The government did not decide that it was going to seek admission of the tapes at trial until the eve of trial, after the assistant district attorney had personally interviewed the confidential informant who is now a federal prisoner brought in from New York state. The government seeks admission asserting: that chapter 272, §99 is not applicable; and that there was no violation of article 14 of the Declaration of Rights.
This judge agrees that the activity was outside the requisites of chapter 272 on two grounds: that there was not a statutory “interception” because there was a one-party consent wire communication in the course of an investigation of a designated offense;
The Commonwealth’s position is that one-party consent electronic eavesdropping is authorized without a warrant whenever there is a drug investigation in an area where there is not a reasonable expectation of privacy, such as a hotel room, gas station, or automobile. The Commonwealth does not assert that probable cause and/or exigent circumstances are relevant factors. The Commonwealth cites the case of Commonwealth v. Panetti, 406 Mass. 230 (1989), for authority that law enforcement officials may eavesdrop where there is no reasonable expectation of privacy. Electronic eavesdropping is far more intrusive than simple eavesdropping where one secrets oneself within earshot of another or places oneself in a peculiarly advantageous position to make observations.
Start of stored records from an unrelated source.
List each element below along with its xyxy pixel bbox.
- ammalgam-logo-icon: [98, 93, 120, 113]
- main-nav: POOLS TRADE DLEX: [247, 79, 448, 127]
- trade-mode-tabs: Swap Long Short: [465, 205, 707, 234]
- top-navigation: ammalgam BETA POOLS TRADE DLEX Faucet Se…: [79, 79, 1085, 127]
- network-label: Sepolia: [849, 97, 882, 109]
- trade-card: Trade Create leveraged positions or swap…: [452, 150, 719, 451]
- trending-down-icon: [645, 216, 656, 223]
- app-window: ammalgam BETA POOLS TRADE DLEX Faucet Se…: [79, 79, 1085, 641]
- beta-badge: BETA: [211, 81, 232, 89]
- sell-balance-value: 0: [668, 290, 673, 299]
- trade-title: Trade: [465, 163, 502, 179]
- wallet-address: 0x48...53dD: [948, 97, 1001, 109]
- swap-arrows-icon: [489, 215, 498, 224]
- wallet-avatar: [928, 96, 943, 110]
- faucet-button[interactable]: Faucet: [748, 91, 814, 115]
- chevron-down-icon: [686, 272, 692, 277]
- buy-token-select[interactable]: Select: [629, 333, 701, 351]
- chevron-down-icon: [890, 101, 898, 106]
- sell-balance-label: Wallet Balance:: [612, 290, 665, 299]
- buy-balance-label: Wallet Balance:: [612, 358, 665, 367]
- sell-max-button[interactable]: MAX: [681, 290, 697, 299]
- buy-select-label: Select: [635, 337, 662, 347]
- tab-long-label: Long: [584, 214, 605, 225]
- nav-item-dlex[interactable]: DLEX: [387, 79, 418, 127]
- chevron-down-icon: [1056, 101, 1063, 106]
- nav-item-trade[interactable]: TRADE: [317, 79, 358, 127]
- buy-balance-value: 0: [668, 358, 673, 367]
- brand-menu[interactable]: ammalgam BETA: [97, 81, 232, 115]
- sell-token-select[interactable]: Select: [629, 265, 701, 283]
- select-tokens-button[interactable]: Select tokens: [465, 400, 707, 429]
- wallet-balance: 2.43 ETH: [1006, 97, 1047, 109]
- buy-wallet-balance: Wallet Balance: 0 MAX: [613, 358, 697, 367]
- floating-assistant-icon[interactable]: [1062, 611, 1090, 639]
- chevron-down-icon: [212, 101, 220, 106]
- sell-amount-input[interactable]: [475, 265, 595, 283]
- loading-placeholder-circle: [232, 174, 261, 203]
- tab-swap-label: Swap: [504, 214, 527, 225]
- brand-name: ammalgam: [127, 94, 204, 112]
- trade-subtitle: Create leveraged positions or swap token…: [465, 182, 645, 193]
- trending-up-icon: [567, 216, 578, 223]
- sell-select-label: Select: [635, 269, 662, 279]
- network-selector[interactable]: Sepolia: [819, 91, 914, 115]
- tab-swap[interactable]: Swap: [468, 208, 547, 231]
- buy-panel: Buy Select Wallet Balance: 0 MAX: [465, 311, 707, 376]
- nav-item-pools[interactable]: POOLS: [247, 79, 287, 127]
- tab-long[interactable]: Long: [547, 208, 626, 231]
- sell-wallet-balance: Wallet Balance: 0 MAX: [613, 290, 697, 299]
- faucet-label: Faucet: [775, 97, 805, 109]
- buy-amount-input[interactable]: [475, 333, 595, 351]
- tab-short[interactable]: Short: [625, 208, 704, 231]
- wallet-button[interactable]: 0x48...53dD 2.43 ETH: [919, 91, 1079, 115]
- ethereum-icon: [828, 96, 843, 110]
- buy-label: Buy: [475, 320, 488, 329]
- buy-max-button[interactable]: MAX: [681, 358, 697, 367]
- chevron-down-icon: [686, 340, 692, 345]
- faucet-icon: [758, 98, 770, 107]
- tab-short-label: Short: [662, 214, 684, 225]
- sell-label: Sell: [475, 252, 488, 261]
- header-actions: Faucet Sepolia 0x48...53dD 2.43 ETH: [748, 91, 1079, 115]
Should the defendant, in his defense at trial, seek to show that his participation in the drug transactions was the product of duress and coercion visited upon him by the DEA informant, then this Court might be persuaded to allow into evidence so much of the recordings which depict communications from the informant to the defendant so that the jury may evaluate whether the content and manner of these communications indicate coercion or lack of coercion.
Accordingly, this Court denies the Commonwealth’s request to admit recordings of the conversations between the informant and the defendant. Obviously, percipient witnesses to these conversations may testify to their content. See, Jarabek, supra at 297-99.
MGL Chapter 272, Section 99B4
MGL Chapter 272, Section 99Dl(c)
Commonwealth v. Jarabek, 384 Mass. 293 (1981).
In Commonwealth v. One 1985 Ford Thunderbird Automobile, 416 Mass. 603 (1993), there was neither a Fourth Amendment nor an article 14 violation where a helicopter, on reasonable suspicion, flew over a backyard in-ground swimming pool and hundreds of potted marijuana plants were visible to officers who were at least 700 feet aloft viewing with the aid of binoculars.